Lama Tsongkhapa points out that the distinction between 'true existence' and 'mere existence' is very subtle and can be only known by someone who has directly experienced the ultimate truth. However, many followers and later commentators of Lama Tsongkhapa take his term of 'mere existence' to mean that 'objects' are existent at a conventional level in a subject-independent manner. They say that a pillar is not empty of being a pillar and that it is only empty of inherent existence. This approach is thoroughly off the track since the conventional pillar for all practical purposes is then accepted as an objectively existent phenomenon. Refuting only the 'inherent existence' is then like removing only a superimposition of 'inherent existence' while leaving the perceived phenomena intact in its entirety. That would be a realist position and materialistic.
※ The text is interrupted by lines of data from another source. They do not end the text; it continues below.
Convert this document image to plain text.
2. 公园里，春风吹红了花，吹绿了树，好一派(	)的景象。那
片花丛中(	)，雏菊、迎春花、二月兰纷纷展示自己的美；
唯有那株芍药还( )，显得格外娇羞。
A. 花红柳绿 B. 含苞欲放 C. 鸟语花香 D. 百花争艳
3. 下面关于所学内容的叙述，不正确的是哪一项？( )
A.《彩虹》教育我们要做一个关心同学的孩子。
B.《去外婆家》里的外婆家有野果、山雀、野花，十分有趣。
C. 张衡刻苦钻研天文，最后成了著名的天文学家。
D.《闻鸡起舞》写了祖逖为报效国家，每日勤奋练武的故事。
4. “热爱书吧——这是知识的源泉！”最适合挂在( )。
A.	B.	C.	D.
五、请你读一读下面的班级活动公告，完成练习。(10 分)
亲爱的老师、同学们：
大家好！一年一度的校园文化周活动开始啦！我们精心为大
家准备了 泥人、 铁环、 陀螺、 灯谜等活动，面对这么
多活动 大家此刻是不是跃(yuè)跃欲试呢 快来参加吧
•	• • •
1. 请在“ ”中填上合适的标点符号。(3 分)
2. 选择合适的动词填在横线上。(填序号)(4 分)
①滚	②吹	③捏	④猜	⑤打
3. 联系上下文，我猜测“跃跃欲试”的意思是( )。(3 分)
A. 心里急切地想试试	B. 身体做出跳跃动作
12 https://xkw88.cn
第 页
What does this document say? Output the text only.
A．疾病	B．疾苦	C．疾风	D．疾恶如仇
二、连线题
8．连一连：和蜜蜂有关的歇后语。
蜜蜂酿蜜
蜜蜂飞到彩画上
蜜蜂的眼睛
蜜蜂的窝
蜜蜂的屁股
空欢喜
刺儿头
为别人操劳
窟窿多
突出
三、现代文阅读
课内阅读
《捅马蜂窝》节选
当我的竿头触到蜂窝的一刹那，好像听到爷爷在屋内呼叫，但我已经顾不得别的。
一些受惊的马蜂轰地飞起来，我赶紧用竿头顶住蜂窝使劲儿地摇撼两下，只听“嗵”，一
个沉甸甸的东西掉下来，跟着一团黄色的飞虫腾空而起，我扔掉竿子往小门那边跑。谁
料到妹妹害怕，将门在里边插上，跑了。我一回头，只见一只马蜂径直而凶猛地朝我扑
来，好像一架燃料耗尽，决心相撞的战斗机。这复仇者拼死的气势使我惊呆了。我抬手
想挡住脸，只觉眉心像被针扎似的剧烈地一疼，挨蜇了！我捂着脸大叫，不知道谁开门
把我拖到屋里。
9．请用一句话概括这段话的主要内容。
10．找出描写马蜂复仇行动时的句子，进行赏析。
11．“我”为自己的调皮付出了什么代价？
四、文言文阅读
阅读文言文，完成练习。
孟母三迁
As Mipham Rinpoche points out in *nge-shes sgron-ma*, it contradicts the original intent of the Prajna Pāramita Sutra that "Form is empty of form".



However, this interpretation by the followers of Lama Tsongkhapa may not have been his original position. Elsewhere he also takes the position that conventional phenomena are mere labels imputed on a suitable basis. This again is correct according to Madhyamaka and shows the subject-dependent nature of conventional reality. However, most of his followers again take this 'suitable basis' as a subject-independent material object (whereas this basis should actually be treated as the 'ultimate truth beyond synonyms', or the truth 'as it is' over which the imputations create our mundane world). Some of his followers also end up keeping a view of separation between Samsara and Nirvana unlike the quote from Nagarjuna above, and verses from Prajna-pāramita stating "Samsara is Nirvana and Nirvana is Samsara". They claim that conventionally Samsara and Nirvana are separate objective phenomena and the scriptural statements are to be interpreted as referring only to their ultimate nature, which according to them is merely the emptiness of absolute negation. However that is not the intent of the scriptures since in that case one could also make statements like water is dog, dog is water', just because their ultimate nature is the same. However, that is not correct because a dog is not transformed into water, however much we transform our structure of experience.



Critical analysis of Lama Tsongkhapa's view may be found in Gorampa [Distinguishing the Views (translated as Freedom from Extremes by Joes Ignacio Cabezon and Geshe Lobsang Dargyay, Wisdom Publications)] and Mipham Rinpoche (nge-shes sgron-ma). Some of the pre-Tsongkhapa Tibetan masters to refer for varying views on Nagarjuna would be Longchen Rabjampa and Sakya Pandita.